17/05/2022

O problema da salsa

Petroselinum crispum (Mill.) Fuss


A cozinha popular portuguesa — aquela que é praticada nos restaurantes acessíveis a salários como os nossos, congelados vai para duas décadas — tem vindo gradualmente a prescindir de temperos e condimentos, bastando-lhe o sal para despachar a ração diária de fritos e grelhados. As ervas aromáticas vão sendo descartadas e caindo no esquecimento, prevalecendo talvez a ideia de que o seu uso iria adulterar o sabor natural dos alimentos. Presume-se assim que eles tenham algum sabor independente da preparação a que são sujeitos, e que ao comermos não buscamos o prazer da degustação mas sim o conhecimento de algo supostamente genuíno.

A salsa, essa erva que reputaríamos de indispensável em tantos cozinhados, também tem vindo a perder terreno. Durante algum tempo, abandonado o hábito de a usar como condimento, muitos restaurantes, porque continuavam a tê-la à mão e havia que dar-lhe utilidade, empregavam-na como enfeite. Não havia travessa de filetes de pescada ou de tripas que chegasse à mesa do comensal sem o sainete de um raminho de salsa. O cliente contemplava a salsa, não a achando particularmente bonita, e com um gesto rápido de talheres empurrava-a para a borda da travessa, onde ela permaneceria até que, terminada a refeição, toda a prataria regressasse à cozinha. Talvez sejam caluniosas as suspeitas de que o mesmo ramo de salsa, enquanto mantivesse o viço, regressava periodicamente às salas de refeições enfeitando travessas de sucessivos clientes, porque afinal nunca faltou salsa e, tratando-se de um produto barato, seria imperdoável tanta forretice.

O efeito ornamental da folha de salsa nunca foi convincente. Mesmo sem solicitarem aos clientes que preenchessem inquéritos de satisfação, os restaurantes acabaram por concluir que a salsa só por si era insuficiente para dar um toque de requinte e sofisticação estética aos pratos do dia. E houve a questão do IVA. Enquanto o governo não desceu a taxa aplicada às refeições, a margem de lucro dos restaurantes era tão apertada (a acreditar nas queixas dos proprietários) que até os ramalhetes de salsa encomendados à mercearia da esquina iriam desequilibrar as contas.

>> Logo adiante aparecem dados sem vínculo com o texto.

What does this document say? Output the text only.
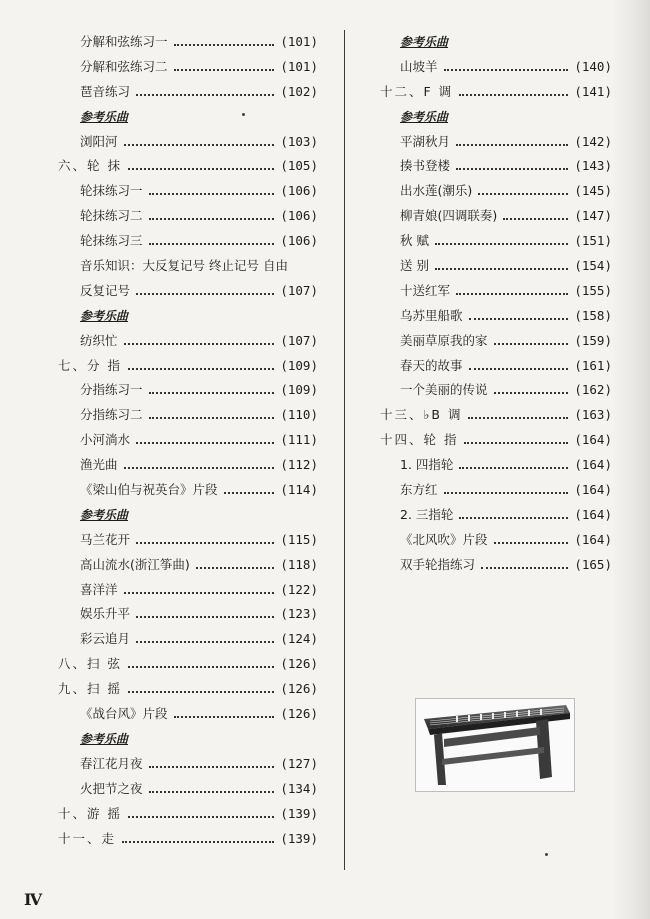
分解和弦练习一	(101)
分解和弦练习二	(101)
琶音练习	(102)
参考乐曲
浏阳河	(103)
六、轮 抹	(105)
轮抹练习一	(106)
轮抹练习二	(106)
轮抹练习三	(106)
音乐知识：大反复记号 终止记号 自由
反复记号	(107)
参考乐曲
纺织忙	(107)
七、分 指	(109)
分指练习一	(109)
分指练习二	(110)
小河淌水	(111)
渔光曲	(112)
《梁山伯与祝英台》片段	(114)
参考乐曲
马兰花开	(115)
高山流水(浙江筝曲)	(118)
喜洋洋	(122)
娱乐升平	(123)
彩云追月	(124)
八、扫 弦	(126)
九、扫 摇	(126)
《战台风》片段	(126)
参考乐曲
春江花月夜	(127)
火把节之夜	(134)
十、游 摇	(139)
十一、走	(139)
参考乐曲
山坡羊	(140)
十二、F 调	(141)
参考乐曲
平湖秋月	(142)
揍书登楼	(143)
出水莲(潮乐)	(145)
柳青娘(四调联奏)	(147)
秋 赋	(151)
送 别	(154)
十送红军	(155)
乌苏里船歌	(158)
美丽草原我的家	(159)
春天的故事	(161)
一个美丽的传说	(162)
十三、♭B 调	(163)
十四、轮 指	(164)
1. 四指轮	(164)
东方红	(164)
2. 三指轮	(164)
《北风吹》片段	(164)
双手轮指练习	(165)
Ⅳ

O IVA acabou por descer, mas já não foi a tempo de salvar a salsa.

Esta situação é lamentável. Urge recuperar a salsa — assim como todos as ervas culinárias que vêm preguiçosamente sendo desprezadas — e, mais do que isso, dar-lhe oportunidade de se regenerar, usando-a como verdadeiro condimento e não como pífio adorno. Mesmo que os restaurantes persistam em desdenhá-la, podemos nós fazer bom uso dela nos nossos cozinhados caseiros. Não é preciso gastar um cêntimo nem dispor de um quintal doméstico onde cultivá-la, porque a planta cresce ao deus-dará pelo país fora e é só servimo-nos do que a natureza oferece.

Há apenas o óbice sério de o Petroselinum crispum (é esse o nome científico da salsa) ser uma umbelífera que um olho menos experimentado facilmente confunde com muitas outras plantas da mesma família, várias delas mortalmente venenosas (como a cicuta e o embude). Colher salsa na natureza sem estarmos treinados para reconhecer plantas silvestres é tão suicidário como colher cogumelos que não saibamos identificar. Quando colhemos salsa, devemos atender ao formato das folhas, à coloração das flores e, sobretudo, ao perfume característico que as folhas emitem ao esfregarmo-las com os dedos.

Cientes de todas estas cautelas, onde podemos afinal encontrar salsa silvestre? Devemos procurá-la no Verão, que é quando a planta floresce e mais fácil se torna de avistar. Tem alguma preferência, não exclusiva, por zonas costeiras, e nos Açores parece ser comum na faixa litoral de todas as ilhas, sobretudo na proximidade das povoações. Procurar salsa pode assim ser pretexto para desfrutar de bonitas paisagens junto ao mar como a que se vê nesta foto de São Miguel, captada no mesmo local onde as plantas que ilustram o texto foram fotografadas.

1 comentário :

bettips disse...

Não sei cozinhar sem salsa... coisas de avó de outro século. E também me habituei às ervas que fui encontrando nos pratos regionais, em passeios pelo país.
Esta aqui é linda, vistosa e não fazia ideia da planta em si.